# Berkey Water Weird Smell?



## indie (Sep 7, 2013)

I ran a bunch of water through my Berkey and filled up some jugs to store. A few months later, we took some camping and two of the three gallons smelled like pee...so much that I thought someone actually had peed in them.

Fast forward to a few weeks ago and I had filtered water in the Berkey that was about a week old. Go to take a drink, and there's that smell again!

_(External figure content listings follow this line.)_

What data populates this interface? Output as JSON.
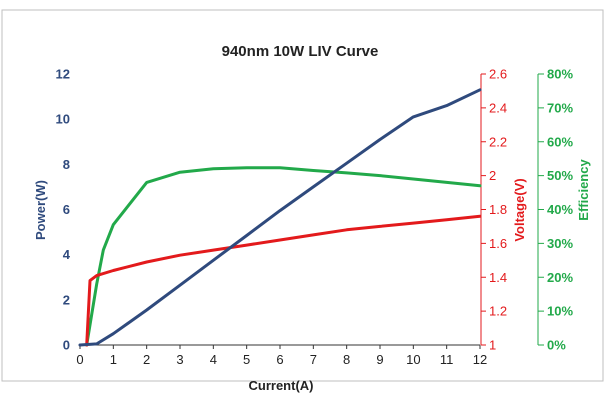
{
  "colors": {
    "power": "#2f4a7d",
    "voltage": "#e31a1c",
    "efficiency": "#22a94a",
    "axis_left": "#2f4a7d",
    "axis_right_v": "#e31a1c",
    "axis_right_e": "#22a94a",
    "text": "#222222",
    "frame": "#bfbfbf"
  },
  "chart_data": {
    "type": "line",
    "title": "940nm 10W LIV Curve",
    "xlabel": "Current(A)",
    "ylabel": "Power(W)",
    "y2label": "Voltage(V)",
    "y3label": "Efficiency",
    "xlim": [
      0,
      12
    ],
    "ylim": [
      0,
      12
    ],
    "y2lim": [
      1,
      2.6
    ],
    "y3lim": [
      0,
      0.8
    ],
    "x_ticks": [
      "0",
      "1",
      "2",
      "3",
      "4",
      "5",
      "6",
      "7",
      "8",
      "9",
      "10",
      "11",
      "12"
    ],
    "y_ticks": [
      "0",
      "2",
      "4",
      "6",
      "8",
      "10",
      "12"
    ],
    "y2_ticks": [
      "1",
      "1.2",
      "1.4",
      "1.6",
      "1.8",
      "2",
      "2.2",
      "2.4",
      "2.6"
    ],
    "y3_ticks": [
      "0%",
      "10%",
      "20%",
      "30%",
      "40%",
      "50%",
      "60%",
      "70%",
      "80%"
    ],
    "grid": false,
    "series": [
      {
        "axis": "power",
        "x": [
          0,
          0.5,
          1,
          2,
          3,
          4,
          5,
          6,
          7,
          8,
          9,
          10,
          11,
          12
        ],
        "values": [
          0,
          0.05,
          0.5,
          1.55,
          2.65,
          3.75,
          4.85,
          5.95,
          7.0,
          8.05,
          9.1,
          10.1,
          10.6,
          11.3
        ]
      },
      {
        "axis": "voltage",
        "x": [
          0.2,
          0.3,
          0.5,
          1,
          2,
          3,
          4,
          5,
          6,
          7,
          8,
          9,
          10,
          11,
          12
        ],
        "values": [
          1,
          1.38,
          1.41,
          1.44,
          1.49,
          1.53,
          1.56,
          1.59,
          1.62,
          1.65,
          1.68,
          1.7,
          1.72,
          1.74,
          1.76
        ]
      },
      {
        "axis": "efficiency",
        "x": [
          0.2,
          0.5,
          0.7,
          1,
          2,
          3,
          4,
          5,
          6,
          7,
          8,
          9,
          10,
          11,
          12
        ],
        "values": [
          0,
          0.18,
          0.28,
          0.355,
          0.48,
          0.51,
          0.52,
          0.523,
          0.523,
          0.515,
          0.508,
          0.5,
          0.49,
          0.48,
          0.47
        ]
      }
    ]
  }
}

I'm becoming concerned about the safety of my Berkey water for this and other reasons. What would cause it to smell like that?


----------



## CortneyT (Sep 8, 2021)

Did you ever find out the issue? We just noticed this with our Berkey after new filters.


----------



## ItsJustMe (Dec 12, 2020)

I did an internet search and was surprised at the results. Many having similar problems. I will do the red dye test and if I can locate a lab, will have tests done. After reading others problems, I may stop using mine.


----------



## IggyThump (Sep 7, 2013)

How long have you had your system and how often is it used? The reason I ask is we’ve had our Crown Berkey for several years and use it daily, generally cycling the full reservoir over the course of a couple days. I’ve wanted to get some extra filters but if they’re having issues with new ones then I’ll just stick with using 4.


----------



## inceptor (Nov 19, 2012)

IggyThump said:


> How long have you had your system and how often is it used? The reason I ask is we’ve had our Crown Berkey for several years and use it daily, generally cycling the full reservoir over the course of a couple days. I’ve wanted to get some extra filters but if they’re having issues with new ones then I’ll just stick with using 4.


We have 2 Big Berkey's that are used daily. The tanks are filled daily and no issues here.


----------



## Dukers (Jan 28, 2017)

We also have a Big Berkey that gets cycled at least daily. No issues here.


----------